Either Gilmore and Marks completely misunderstood the university’s original position, or O’Brien and Kelley had a dramatic change of heart. “We had eight professionals discuss this for more than two hours. There wasn’t a misunderstanding. Somebody didn’t like the outcome of that meeting,” Gilmore said.
William Dembski, a leading ID proponent who saw Baylor’s anti-ID forces derail his Michael Polanyi Center in 2000, believes only university president John Lilley holds enough sway to overrule the provost’s earlier decision. Dembski told WORLD that Lilley is concerned about “how Baylor might be perceived in the wider university culture if it were seen as supporting intelligent design.”
Given an opportunity to respond to that assertion, Lilley referred WORLD to Baylor’s vice president for marketing and communications, who did not respond to a request for comment.

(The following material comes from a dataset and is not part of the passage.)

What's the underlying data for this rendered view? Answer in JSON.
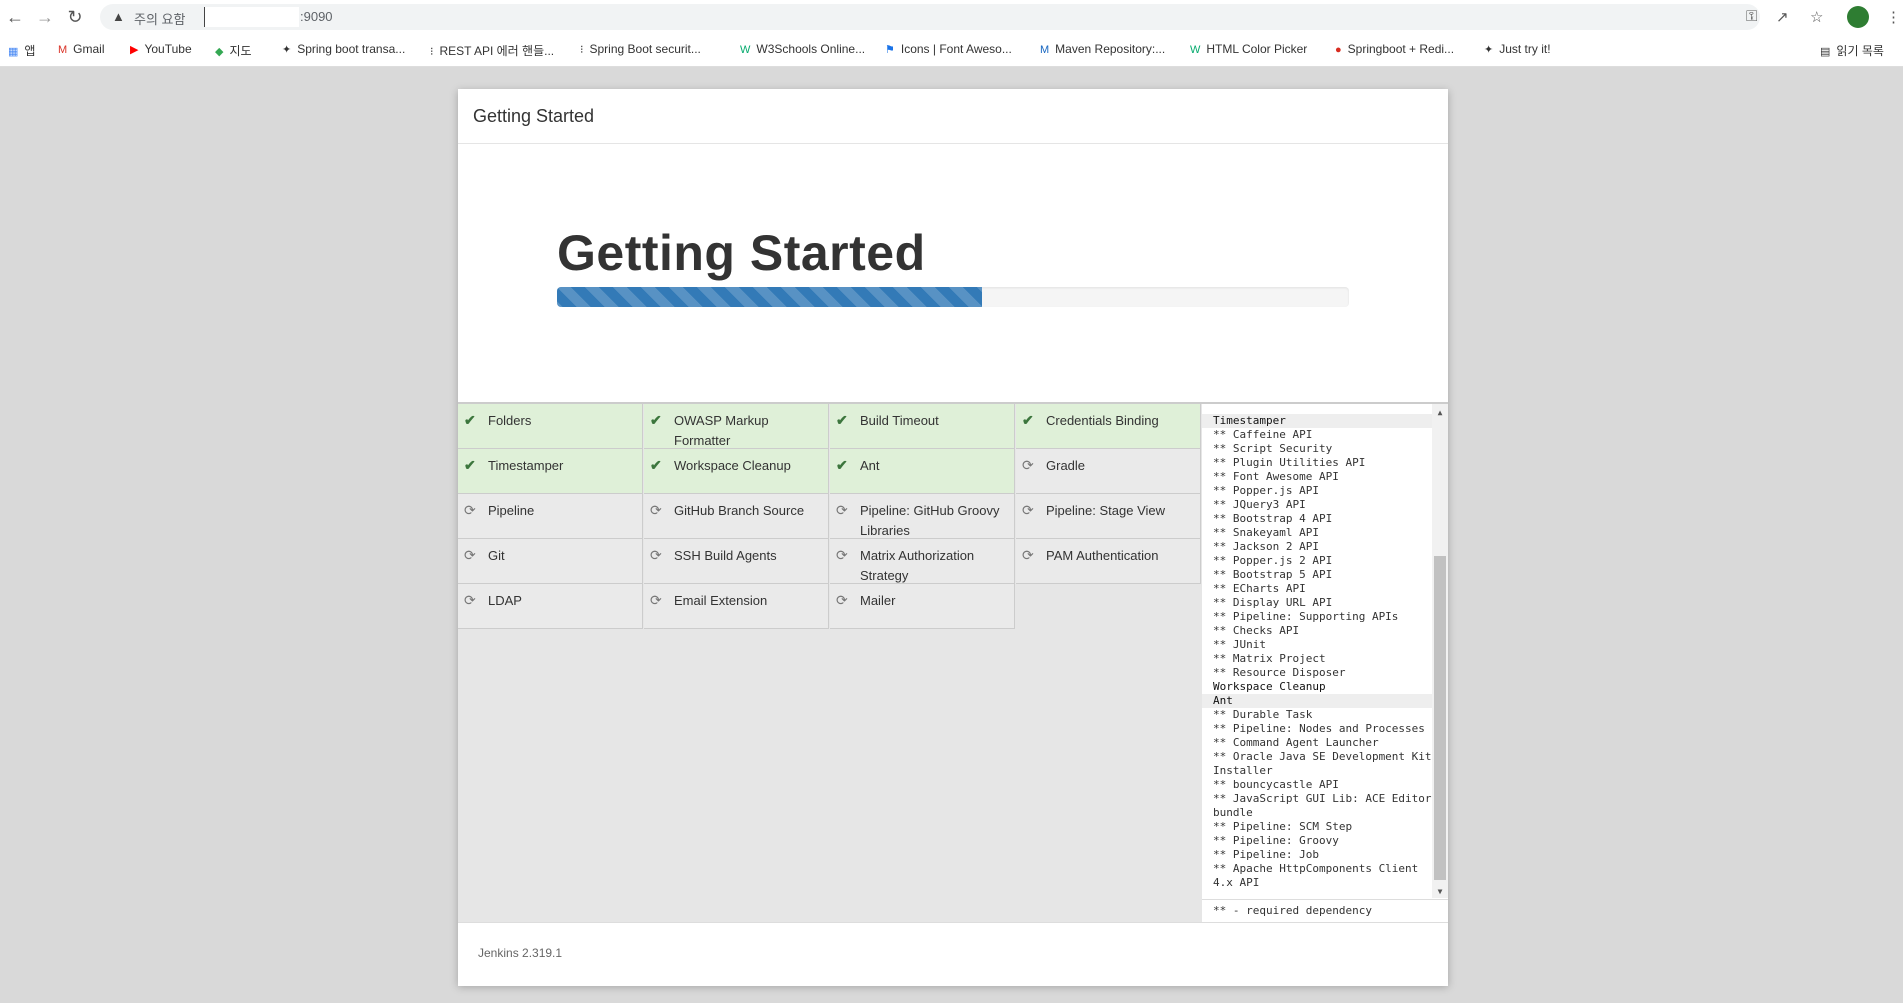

Baylor attorney Beckenhauer also did not reply to WORLD’s inquiry, but he wrote in an email response to Gilmore that the Aug. 9 meeting never represented “a final agreement of any kind.” That contention conflicts with O’Brien’s claim that the university still hopes Marks will honor the initial resolution.
Beckenhauer further stated that Baylor might impose “supervisory directions” for Marks to fulfill his “obligation to perform the work assigned to him by Baylor.” Gilmore called that statement a “veiled threat” to impugn his client’s performance, an arena previously unquestioned in the four years since university officials eagerly recruited Marks to Baylor.